NHS reform: Why sustainability transformation plans could be dangerous

Across England, 44 ‘footprint’ areas are drawing up sustainability and transformation plans (STPs) for the NHS in their region. But east London GP and Socialist Health Association honorary vice president Dr Brian Fisher says the lack of transparency around the process suggests the plans may contain nasty surprises.

Another month, another redesign.

Integration is good, support in the community is good, making best use of hospital land is good – all for patient benefit, of course. The rhetoric is persuasive.

But STPs are likely to be dangerous. There are 44 of them across England, pulling together local authorities and CCGs in defining and developing a ‘place-based budget’, exploring areas of co-operation and synergy, trying to find ways of maximising capacity. It sounds great. And maybe it will be.

NHS funding

But STPs are driven by the Treasury. They are focused on reducing NHS spend.
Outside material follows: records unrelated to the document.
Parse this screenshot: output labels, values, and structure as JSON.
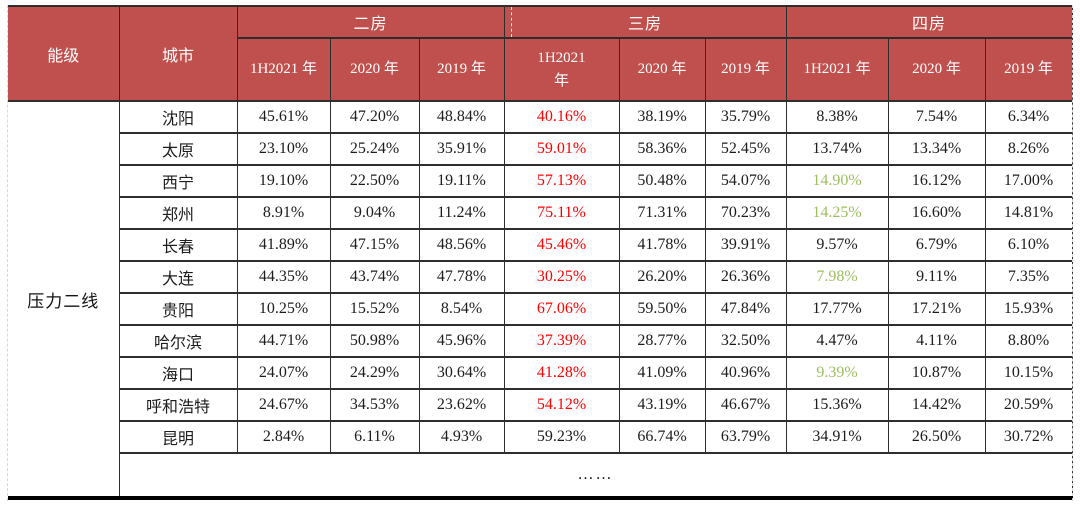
{
  "colors": {
    "header_bg": "#C0504D",
    "header_text": "#FFFFFF",
    "value_red": "#FF0000",
    "value_green": "#9CBF5F"
  },
  "table": {
    "corner_header": "能级",
    "city_header": "城市",
    "groups": [
      {
        "label": "二房",
        "sub_headers": [
          "1H2021 年",
          "2020 年",
          "2019 年"
        ]
      },
      {
        "label": "三房",
        "sub_headers": [
          "1H2021\n年",
          "2020 年",
          "2019 年"
        ]
      },
      {
        "label": "四房",
        "sub_headers": [
          "1H2021 年",
          "2020 年",
          "2019 年"
        ]
      }
    ],
    "tier_label": "压力二线",
    "ellipsis_row": "……",
    "rows": [
      {
        "city": "沈阳",
        "values": [
          "45.61%",
          "47.20%",
          "48.84%",
          "40.16%",
          "38.19%",
          "35.79%",
          "8.38%",
          "7.54%",
          "6.34%"
        ],
        "styles": [
          "",
          "",
          "",
          "red",
          "",
          "",
          "",
          "",
          ""
        ]
      },
      {
        "city": "太原",
        "values": [
          "23.10%",
          "25.24%",
          "35.91%",
          "59.01%",
          "58.36%",
          "52.45%",
          "13.74%",
          "13.34%",
          "8.26%"
        ],
        "styles": [
          "",
          "",
          "",
          "red",
          "",
          "",
          "",
          "",
          ""
        ]
      },
      {
        "city": "西宁",
        "values": [
          "19.10%",
          "22.50%",
          "19.11%",
          "57.13%",
          "50.48%",
          "54.07%",
          "14.90%",
          "16.12%",
          "17.00%"
        ],
        "styles": [
          "",
          "",
          "",
          "red",
          "",
          "",
          "green",
          "",
          ""
        ]
      },
      {
        "city": "郑州",
        "values": [
          "8.91%",
          "9.04%",
          "11.24%",
          "75.11%",
          "71.31%",
          "70.23%",
          "14.25%",
          "16.60%",
          "14.81%"
        ],
        "styles": [
          "",
          "",
          "",
          "red",
          "",
          "",
          "green",
          "",
          ""
        ]
      },
      {
        "city": "长春",
        "values": [
          "41.89%",
          "47.15%",
          "48.56%",
          "45.46%",
          "41.78%",
          "39.91%",
          "9.57%",
          "6.79%",
          "6.10%"
        ],
        "styles": [
          "",
          "",
          "",
          "red",
          "",
          "",
          "",
          "",
          ""
        ]
      },
      {
        "city": "大连",
        "values": [
          "44.35%",
          "43.74%",
          "47.78%",
          "30.25%",
          "26.20%",
          "26.36%",
          "7.98%",
          "9.11%",
          "7.35%"
        ],
        "styles": [
          "",
          "",
          "",
          "red",
          "",
          "",
          "green",
          "",
          ""
        ]
      },
      {
        "city": "贵阳",
        "values": [
          "10.25%",
          "15.52%",
          "8.54%",
          "67.06%",
          "59.50%",
          "47.84%",
          "17.77%",
          "17.21%",
          "15.93%"
        ],
        "styles": [
          "",
          "",
          "",
          "red",
          "",
          "",
          "",
          "",
          ""
        ]
      },
      {
        "city": "哈尔滨",
        "values": [
          "44.71%",
          "50.98%",
          "45.96%",
          "37.39%",
          "28.77%",
          "32.50%",
          "4.47%",
          "4.11%",
          "8.80%"
        ],
        "styles": [
          "",
          "",
          "",
          "red",
          "",
          "",
          "",
          "",
          ""
        ]
      },
      {
        "city": "海口",
        "values": [
          "24.07%",
          "24.29%",
          "30.64%",
          "41.28%",
          "41.09%",
          "40.96%",
          "9.39%",
          "10.87%",
          "10.15%"
        ],
        "styles": [
          "",
          "",
          "",
          "red",
          "",
          "",
          "green",
          "",
          ""
        ]
      },
      {
        "city": "呼和浩特",
        "values": [
          "24.67%",
          "34.53%",
          "23.62%",
          "54.12%",
          "43.19%",
          "46.67%",
          "15.36%",
          "14.42%",
          "20.59%"
        ],
        "styles": [
          "",
          "",
          "",
          "red",
          "",
          "",
          "",
          "",
          ""
        ]
      },
      {
        "city": "昆明",
        "values": [
          "2.84%",
          "6.11%",
          "4.93%",
          "59.23%",
          "66.74%",
          "63.79%",
          "34.91%",
          "26.50%",
          "30.72%"
        ],
        "styles": [
          "",
          "",
          "",
          "",
          "",
          "",
          "",
          "",
          ""
        ]
      }
    ]
  }
}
In south-east London, for instance, the STP has to bridge a £1.015bn gap in NHS funding over five years to 2020/21. Across the capital, councils face a £900m gap in social care funding to 2019/20.
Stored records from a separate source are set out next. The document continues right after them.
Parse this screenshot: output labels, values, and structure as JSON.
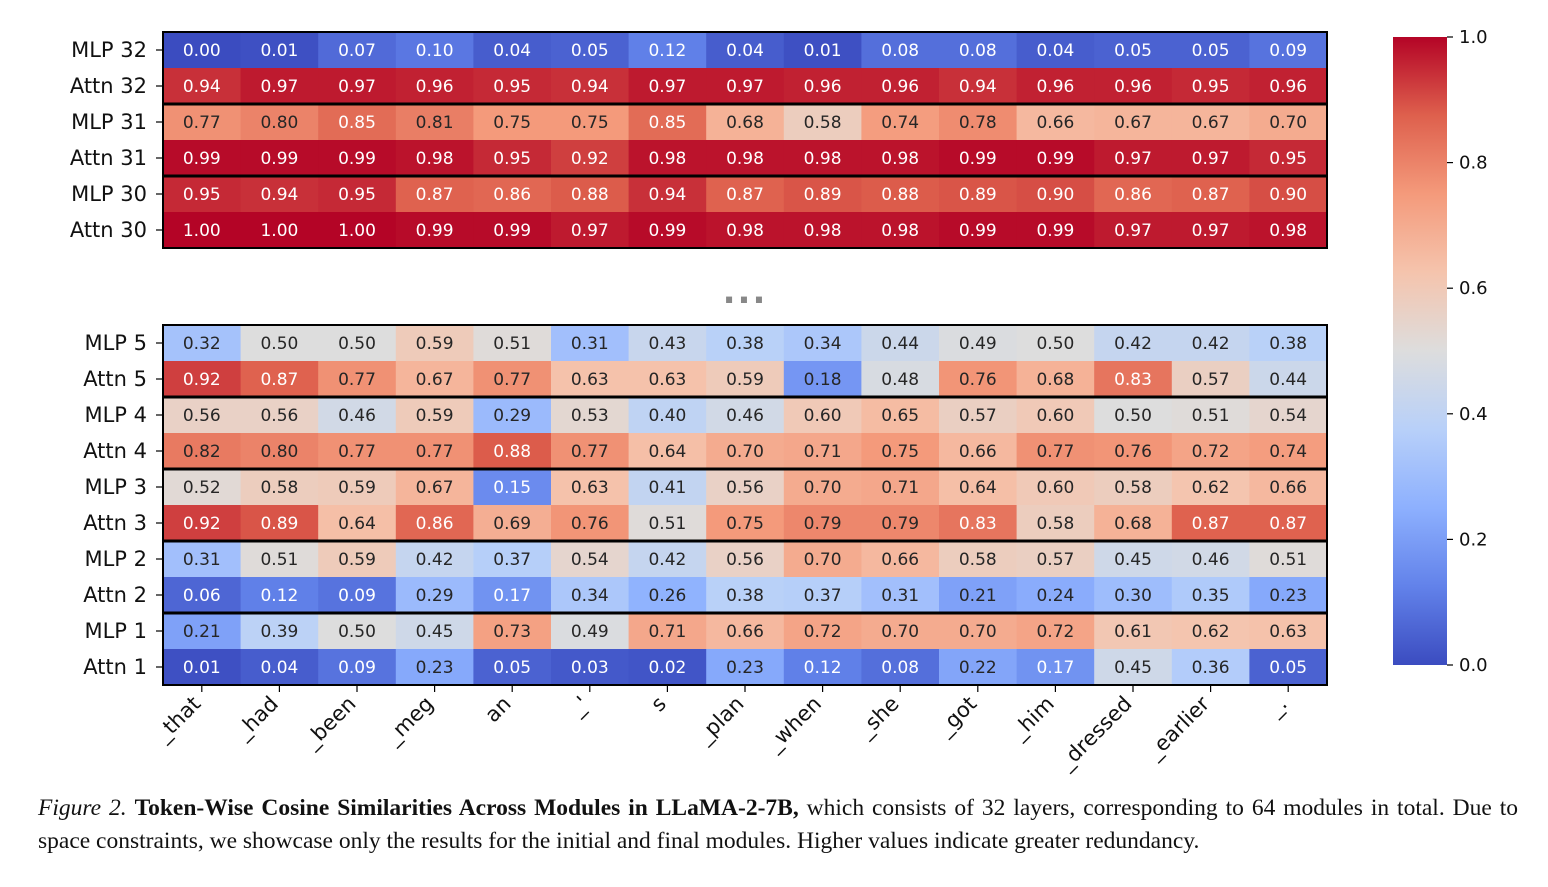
{
  "chart_data": {
    "type": "heatmap",
    "colormap": "coolwarm",
    "color_range": [
      0.0,
      1.0
    ],
    "colorbar_ticks": [
      "0.0",
      "0.2",
      "0.4",
      "0.6",
      "0.8",
      "1.0"
    ],
    "columns": [
      "_that",
      "_had",
      "_been",
      "_meg",
      "an",
      "_'",
      "s",
      "_plan",
      "_when",
      "_she",
      "_got",
      "_him",
      "_dressed",
      "_earlier",
      "_."
    ],
    "ellipsis": "...",
    "panels": [
      {
        "rows": [
          {
            "label": "MLP 32",
            "values": [
              0.0,
              0.01,
              0.07,
              0.1,
              0.04,
              0.05,
              0.12,
              0.04,
              0.01,
              0.08,
              0.08,
              0.04,
              0.05,
              0.05,
              0.09
            ]
          },
          {
            "label": "Attn 32",
            "values": [
              0.94,
              0.97,
              0.97,
              0.96,
              0.95,
              0.94,
              0.97,
              0.97,
              0.96,
              0.96,
              0.94,
              0.96,
              0.96,
              0.95,
              0.96
            ]
          },
          {
            "label": "MLP 31",
            "values": [
              0.77,
              0.8,
              0.85,
              0.81,
              0.75,
              0.75,
              0.85,
              0.68,
              0.58,
              0.74,
              0.78,
              0.66,
              0.67,
              0.67,
              0.7
            ]
          },
          {
            "label": "Attn 31",
            "values": [
              0.99,
              0.99,
              0.99,
              0.98,
              0.95,
              0.92,
              0.98,
              0.98,
              0.98,
              0.98,
              0.99,
              0.99,
              0.97,
              0.97,
              0.95
            ]
          },
          {
            "label": "MLP 30",
            "values": [
              0.95,
              0.94,
              0.95,
              0.87,
              0.86,
              0.88,
              0.94,
              0.87,
              0.89,
              0.88,
              0.89,
              0.9,
              0.86,
              0.87,
              0.9
            ]
          },
          {
            "label": "Attn 30",
            "values": [
              1.0,
              1.0,
              1.0,
              0.99,
              0.99,
              0.97,
              0.99,
              0.98,
              0.98,
              0.98,
              0.99,
              0.99,
              0.97,
              0.97,
              0.98
            ]
          }
        ]
      },
      {
        "rows": [
          {
            "label": "MLP 5",
            "values": [
              0.32,
              0.5,
              0.5,
              0.59,
              0.51,
              0.31,
              0.43,
              0.38,
              0.34,
              0.44,
              0.49,
              0.5,
              0.42,
              0.42,
              0.38
            ]
          },
          {
            "label": "Attn 5",
            "values": [
              0.92,
              0.87,
              0.77,
              0.67,
              0.77,
              0.63,
              0.63,
              0.59,
              0.18,
              0.48,
              0.76,
              0.68,
              0.83,
              0.57,
              0.44
            ]
          },
          {
            "label": "MLP 4",
            "values": [
              0.56,
              0.56,
              0.46,
              0.59,
              0.29,
              0.53,
              0.4,
              0.46,
              0.6,
              0.65,
              0.57,
              0.6,
              0.5,
              0.51,
              0.54
            ]
          },
          {
            "label": "Attn 4",
            "values": [
              0.82,
              0.8,
              0.77,
              0.77,
              0.88,
              0.77,
              0.64,
              0.7,
              0.71,
              0.75,
              0.66,
              0.77,
              0.76,
              0.72,
              0.74
            ]
          },
          {
            "label": "MLP 3",
            "values": [
              0.52,
              0.58,
              0.59,
              0.67,
              0.15,
              0.63,
              0.41,
              0.56,
              0.7,
              0.71,
              0.64,
              0.6,
              0.58,
              0.62,
              0.66
            ]
          },
          {
            "label": "Attn 3",
            "values": [
              0.92,
              0.89,
              0.64,
              0.86,
              0.69,
              0.76,
              0.51,
              0.75,
              0.79,
              0.79,
              0.83,
              0.58,
              0.68,
              0.87,
              0.87
            ]
          },
          {
            "label": "MLP 2",
            "values": [
              0.31,
              0.51,
              0.59,
              0.42,
              0.37,
              0.54,
              0.42,
              0.56,
              0.7,
              0.66,
              0.58,
              0.57,
              0.45,
              0.46,
              0.51
            ]
          },
          {
            "label": "Attn 2",
            "values": [
              0.06,
              0.12,
              0.09,
              0.29,
              0.17,
              0.34,
              0.26,
              0.38,
              0.37,
              0.31,
              0.21,
              0.24,
              0.3,
              0.35,
              0.23
            ]
          },
          {
            "label": "MLP 1",
            "values": [
              0.21,
              0.39,
              0.5,
              0.45,
              0.73,
              0.49,
              0.71,
              0.66,
              0.72,
              0.7,
              0.7,
              0.72,
              0.61,
              0.62,
              0.63
            ]
          },
          {
            "label": "Attn 1",
            "values": [
              0.01,
              0.04,
              0.09,
              0.23,
              0.05,
              0.03,
              0.02,
              0.23,
              0.12,
              0.08,
              0.22,
              0.17,
              0.45,
              0.36,
              0.05
            ]
          }
        ]
      }
    ]
  },
  "caption": {
    "label": "Figure 2.",
    "title": "Token-Wise Cosine Similarities Across Modules in LLaMA-2-7B,",
    "text": "which consists of 32 layers, corresponding to 64 modules in total. Due to space constraints, we showcase only the results for the initial and final modules. Higher values indicate greater redundancy."
  }
}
Many places in the country are in worse shape, but unless STPs meet the funding demands of the Treasury, the plans will not be approved and areas will not receive any transformation money.

Examination of the plans so far suggests many areas where plans and the savings linked to them have heroic underlying assumptions. It appears that some figures are double-counted. The evidence underpinning the claims for benefit and savings are uncertain. Efficiency savings required from NHS trusts are punishing. It is only recently that, in south-east London, plans have actually acknowledged that social care is underfunded.